New tariffs are negative for the stock exchanges
The trade war that originated in the USA is increasingly burdening the stock exchanges. The risk of an escalation has increased, not the least as the Chinese government will now also levy tariffs on 106 products from the USA. The new tariffs on soy, cars, and chemical products and the harsh rhetoric are bad for financial markets in Asia, Europe, and also the USA.
Technologies shares and financials under pressure
In the past week, technology shares and financials have come under increasing pressure. The technology sector has been pulled down by Facebook – the company’s shares have fallen significantly on unclear questions of the use of user data. The regulatory risk is thus up for many business models in the IT sector, and investors have adjusted their positioning in favour of more defensive sectors. Utilities, telecoms, and real estate shares benefit from the current environment. Banks came under pressure as the possible flattening of the yield curve may affect their profit margins.
ATX with relatively high dividend yield of 2.7%
The ATX, the main index of the Vienna stock exchange, has recorded significant gains on a year-on-year basis. At +22%, it outperformed Nasdaq (+20%), Germany (-0.1%), and the developed stock exchanges worldwide (+7%). However, in the year to date, the performance has been less impressive. The ATX failed to buck the trend of the weak international and European stock exchanges, but it has still posted slightly positive performance figures. The transitional phase from boom to “normal” economic activity amid a more restrictive monetary policy is bumpy and causes volatility to rise.

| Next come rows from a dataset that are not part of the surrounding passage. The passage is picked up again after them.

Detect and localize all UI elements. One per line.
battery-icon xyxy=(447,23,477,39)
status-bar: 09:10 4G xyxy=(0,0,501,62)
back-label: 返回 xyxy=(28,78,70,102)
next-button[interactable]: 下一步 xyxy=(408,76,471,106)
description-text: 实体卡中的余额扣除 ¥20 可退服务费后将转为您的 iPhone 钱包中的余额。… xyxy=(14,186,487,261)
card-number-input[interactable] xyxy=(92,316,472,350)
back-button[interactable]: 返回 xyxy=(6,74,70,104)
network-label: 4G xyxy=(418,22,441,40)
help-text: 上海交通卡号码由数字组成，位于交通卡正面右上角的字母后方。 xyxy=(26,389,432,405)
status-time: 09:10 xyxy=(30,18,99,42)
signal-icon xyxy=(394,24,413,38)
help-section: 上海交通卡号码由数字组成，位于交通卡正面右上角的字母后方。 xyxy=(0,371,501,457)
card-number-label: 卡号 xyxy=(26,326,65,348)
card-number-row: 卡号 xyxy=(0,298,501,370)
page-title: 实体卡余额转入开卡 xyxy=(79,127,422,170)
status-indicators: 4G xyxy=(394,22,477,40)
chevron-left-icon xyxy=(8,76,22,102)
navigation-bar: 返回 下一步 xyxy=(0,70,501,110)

What remains is the positive corporate earnings trend of listed companies. As long as the company profit outlook remains stable, the share prices will be following this trend. In view of the zero interest-rate policy by the ECB, the dividend yield of 2.7% (as of 31 March 2018) remains a buy argument. As long no recession is foreseeable, dividend titles trump government bonds.
Performance of ATX, DAX, and MSCI World (- 5Y; as of 4 April 2018)
Performance exclusive of fees, duties, and taxes; past performance is not indicative of future developments.
Author:
Paul Severin
Head of Communications Erste Asset Management
Member of the board of OVFA
5 April 2018
Note
Wiener Börse AG would explicitly like to point out that the data and calculations given in this report are historic values, which do not permit any conclusions as regards future developments or value stability. Price fluctuations and loss of capital are possible in securities trading. The contribution is the personal opinion of the analyst and does not constitute a financial analysis or a recommendation for investment by the exchange operating company, Wiener Börse AG.